Les lettres de Frédéric et de sa sœur sont presque toutes autographes. Le Roi n'en a fait écrire qu'un fort petit nombre par son secrétaire, et la Margrave a écrit toutes les siennes, hormis celle du 10 mai 1707, lettre inédite, en chiffre, que cette princesse s'excuse, dans un post-scriptum de sa main,a de n'avoir pu écrire elle-même, faute de temps; elle dut également dicter les nos 342 et 346, à cause de l'état de faiblesse qui précéda sa mort. La partie de cette correspondance qui renferme les lettres de Frédéric se compose de onze volumes in-4, soigneusement reliés en veau; les lettres de la princesse, qui souvent n'ont pas de date, forment un plus grand nombre de volumes, brochés sans beaucoup de soin.

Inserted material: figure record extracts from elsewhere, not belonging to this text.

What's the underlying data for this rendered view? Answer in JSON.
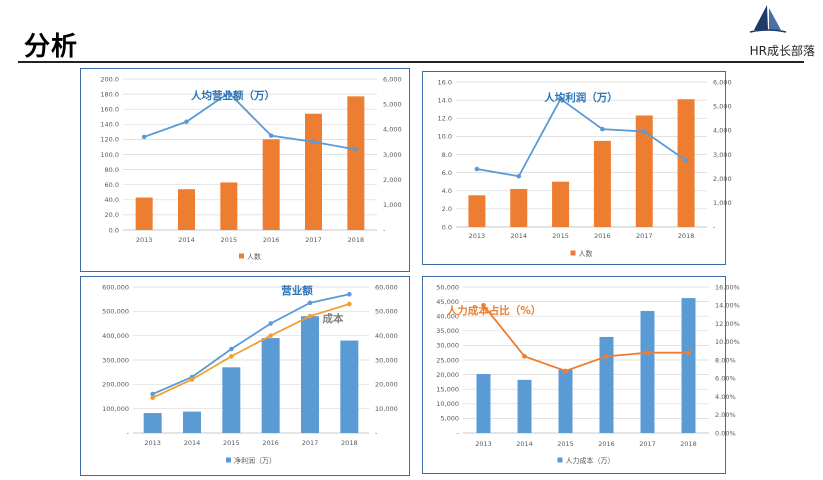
{
  "header": {
    "title": "分析",
    "brand": "HR成长部落"
  },
  "colors": {
    "orange": "#ed7d31",
    "blue": "#5b9bd5",
    "panel_border": "#3e6aa8",
    "title_blue": "#2e75b6",
    "grey": "#808080"
  },
  "chart_data": [
    {
      "id": "c1",
      "type": "bar",
      "categories": [
        "2013",
        "2014",
        "2015",
        "2016",
        "2017",
        "2018"
      ],
      "series": [
        {
          "name": "人数",
          "kind": "bar",
          "axis": "left",
          "color": "#ed7d31",
          "values": [
            43,
            54,
            63,
            120,
            154,
            177
          ]
        },
        {
          "kind": "line",
          "axis": "right",
          "color": "#5b9bd5",
          "values": [
            3700,
            4300,
            5450,
            3750,
            3500,
            3200
          ]
        }
      ],
      "annotations": [
        {
          "text": "人均营业额（万）",
          "color": "#2e75b6"
        }
      ],
      "yleft": {
        "min": 0,
        "max": 200,
        "step": 20,
        "ticks": [
          "0.0",
          "20.0",
          "40.0",
          "60.0",
          "80.0",
          "100.0",
          "120.0",
          "140.0",
          "160.0",
          "180.0",
          "200.0"
        ]
      },
      "yright": {
        "min": 0,
        "max": 6000,
        "step": 1000,
        "ticks": [
          "-",
          "1,000",
          "2,000",
          "3,000",
          "4,000",
          "5,000",
          "6,000"
        ]
      },
      "legend": {
        "position": "bottom",
        "label": "人数",
        "color": "#ed7d31"
      }
    },
    {
      "id": "c2",
      "type": "bar",
      "categories": [
        "2013",
        "2014",
        "2015",
        "2016",
        "2017",
        "2018"
      ],
      "series": [
        {
          "name": "人数",
          "kind": "bar",
          "axis": "left",
          "color": "#ed7d31",
          "values": [
            3.5,
            4.2,
            5.0,
            9.5,
            12.3,
            14.1
          ]
        },
        {
          "kind": "line",
          "axis": "right",
          "color": "#5b9bd5",
          "values": [
            2400,
            2100,
            5300,
            4050,
            3950,
            2750
          ]
        }
      ],
      "annotations": [
        {
          "text": "人均利润（万）",
          "color": "#2e75b6"
        }
      ],
      "yleft": {
        "min": 0,
        "max": 16,
        "step": 2,
        "ticks": [
          "0.0",
          "2.0",
          "4.0",
          "6.0",
          "8.0",
          "10.0",
          "12.0",
          "14.0",
          "16.0"
        ]
      },
      "yright": {
        "min": 0,
        "max": 6000,
        "step": 1000,
        "ticks": [
          "-",
          "1,000",
          "2,000",
          "3,000",
          "4,000",
          "5,000",
          "6,000"
        ]
      },
      "legend": {
        "position": "bottom",
        "label": "人数",
        "color": "#ed7d31"
      }
    },
    {
      "id": "c3",
      "type": "bar",
      "categories": [
        "2013",
        "2014",
        "2015",
        "2016",
        "2017",
        "2018"
      ],
      "series": [
        {
          "name": "净利润（万）",
          "kind": "bar",
          "axis": "left",
          "color": "#5b9bd5",
          "values": [
            82000,
            88000,
            270000,
            390000,
            480000,
            380000
          ]
        },
        {
          "name": "营业额",
          "kind": "line",
          "axis": "right",
          "color": "#5b9bd5",
          "values": [
            16000,
            23000,
            34500,
            45000,
            53500,
            57000
          ]
        },
        {
          "name": "成本",
          "kind": "line",
          "axis": "right",
          "color": "#f0a030",
          "values": [
            14500,
            22000,
            31500,
            40000,
            48000,
            53000
          ]
        }
      ],
      "annotations": [
        {
          "text": "营业额",
          "color": "#2e75b6"
        },
        {
          "text": "成本",
          "color": "#808080"
        }
      ],
      "yleft": {
        "min": 0,
        "max": 600000,
        "step": 100000,
        "ticks": [
          "-",
          "100,000",
          "200,000",
          "300,000",
          "400,000",
          "500,000",
          "600,000"
        ]
      },
      "yright": {
        "min": 0,
        "max": 60000,
        "step": 10000,
        "ticks": [
          "-",
          "10,000",
          "20,000",
          "30,000",
          "40,000",
          "50,000",
          "60,000"
        ]
      },
      "legend": {
        "position": "bottom",
        "label": "净利润（万）",
        "color": "#5b9bd5"
      }
    },
    {
      "id": "c4",
      "type": "bar",
      "categories": [
        "2013",
        "2014",
        "2015",
        "2016",
        "2017",
        "2018"
      ],
      "series": [
        {
          "name": "人力成本（万）",
          "kind": "bar",
          "axis": "left",
          "color": "#5b9bd5",
          "values": [
            20200,
            18200,
            21700,
            32900,
            41800,
            46200
          ]
        },
        {
          "kind": "line",
          "axis": "right",
          "color": "#ed7d31",
          "values": [
            14.0,
            8.4,
            6.8,
            8.4,
            8.8,
            8.8
          ]
        }
      ],
      "annotations": [
        {
          "text": "人力成本占比（%）",
          "color": "#ed7d31"
        }
      ],
      "yleft": {
        "min": 0,
        "max": 50000,
        "step": 5000,
        "ticks": [
          "-",
          "5,000",
          "10,000",
          "15,000",
          "20,000",
          "25,000",
          "30,000",
          "35,000",
          "40,000",
          "45,000",
          "50,000"
        ]
      },
      "yright": {
        "min": 0,
        "max": 16,
        "step": 2,
        "ticks": [
          "0.00%",
          "2.00%",
          "4.00%",
          "6.00%",
          "8.00%",
          "10.00%",
          "12.00%",
          "14.00%",
          "16.00%"
        ]
      },
      "legend": {
        "position": "bottom",
        "label": "人力成本（万）",
        "color": "#5b9bd5"
      }
    }
  ]
}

Cet immense recueil nous a prouvé une fois de plus la différence notable qui existe entre les diverses correspondances de Frédéric, particulièrement entre celles qu'il entretient avec ses amis, et les lettres qu'il échange avec sa famille. Les premières se restreignent ordinairement aux sujets les plus importants. Frédéric n'en envoie guère de pareilles que quand il a quelque chose à dire. Il écrit, au contraire, deux ou trois fois par semaine aux membres de sa famille, et, si l'on en excepte les époques où il était préoccupé des affaires militaires ou politiques, il leur parle de bagatelles, s'il n'a rien de plus intéressant à leur dire les jours de courrier. Il leur écrit donc pour écrire, et en
a « Je vous supplie, mon cher frère, dit la Margrave dans ce post-scriptum, de me pardonner si je n'écris que ce grimoire (voyez t. XXVI, 202 et 208); le temps presse. »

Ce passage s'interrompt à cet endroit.